The Unquiet Shore by Francis Hagan

The Unquiet Shore by Francis Hagan

Author:Francis Hagan [Hagan, Francis]
Language: eng
Format: epub, azw3, mobi
Published: 2019-01-18T16:00:00+00:00


The day wore on and the Barcarii of the First Maniple slowly finished off their munera aboard the assault craft. The oars were replaced back into their slots while the leather of the sails were hauled in and wrapped carefully about the yard-arm as the latter was stowed lengthways along the narrow decking. The dark green-blue paint of the hulls gleamed now in the low afternoon light. Nearby, the Sagitta rode high at the jetty looking as if she had only recently been commissioned into the navy of Rome. Her two great eyes painted at the prow on either side of the ramming embolos gleamed with a threatening lustre now and seemed to ward away any who dared challenge the Liburnian galley.

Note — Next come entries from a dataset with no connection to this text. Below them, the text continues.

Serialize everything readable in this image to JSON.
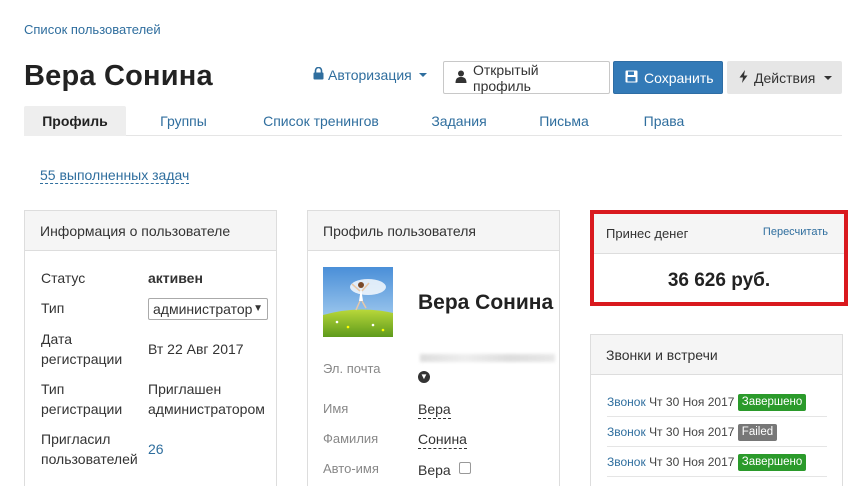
{
  "breadcrumb": "Список пользователей",
  "header": {
    "title": "Вера Сонина",
    "auth_label": "Авторизация",
    "open_profile_label": "Открытый профиль",
    "save_label": "Сохранить",
    "actions_label": "Действия"
  },
  "tabs": [
    "Профиль",
    "Группы",
    "Список тренингов",
    "Задания",
    "Письма",
    "Права"
  ],
  "active_tab": "Профиль",
  "tasks_link": "55 выполненных задач",
  "info": {
    "title": "Информация о пользователе",
    "status_label": "Статус",
    "status_value": "активен",
    "type_label": "Тип",
    "type_value": "администратор",
    "reg_date_label_1": "Дата",
    "reg_date_label_2": "регистрации",
    "reg_date_value": "Вт 22 Авг 2017",
    "reg_type_label_1": "Тип",
    "reg_type_label_2": "регистрации",
    "reg_type_value_1": "Приглашен",
    "reg_type_value_2": "администратором",
    "invited_label_1": "Пригласил",
    "invited_label_2": "пользователей",
    "invited_value": "26"
  },
  "profile": {
    "title": "Профиль пользователя",
    "name": "Вера Сонина",
    "email_label": "Эл. почта",
    "first_name_label": "Имя",
    "first_name_value": "Вера",
    "last_name_label": "Фамилия",
    "last_name_value": "Сонина",
    "auto_name_label": "Авто-имя",
    "auto_name_value": "Вера"
  },
  "money": {
    "title": "Принес денег",
    "recalc_label": "Пересчитать",
    "value": "36 626 руб."
  },
  "calls": {
    "title": "Звонки и встречи",
    "items": [
      {
        "type": "Звонок",
        "date": "Чт 30 Ноя 2017",
        "status": "Завершено"
      },
      {
        "type": "Звонок",
        "date": "Чт 30 Ноя 2017",
        "status": "Failed"
      },
      {
        "type": "Звонок",
        "date": "Чт 30 Ноя 2017",
        "status": "Завершено"
      }
    ]
  },
  "colors": {
    "link": "#2f6e9e",
    "primary": "#337ab7",
    "highlight_border": "#d9191e",
    "badge_done": "#2b9a2b",
    "badge_failed": "#777777"
  },
  "icons": [
    "lock-icon",
    "user-icon",
    "floppy-disk-icon",
    "lightning-icon",
    "chevron-down-icon",
    "circle-chevron-down-icon"
  ]
}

A heavy silence descended on the dock and jetties then as the afternoon settled over Rerigonium. It was a silence which was exacerbated by the emptiness of the settlement now that most of its inhabitants had moved eastwards up onto the high moors. Once the work on the ships had been finished and the milites and the Barcarii dismissed save for a guard detail, that emptiness became painfully evident. Rerigonium was an abandoned place populated only by the screech of the gulls overhead and the odd yapping of a dog scavenging through the piles of refuse nearby. The waters of the Sinus were high now and slapped against the wood piles of the jetties and the floating round-houses in a manner which only reinforced that silence.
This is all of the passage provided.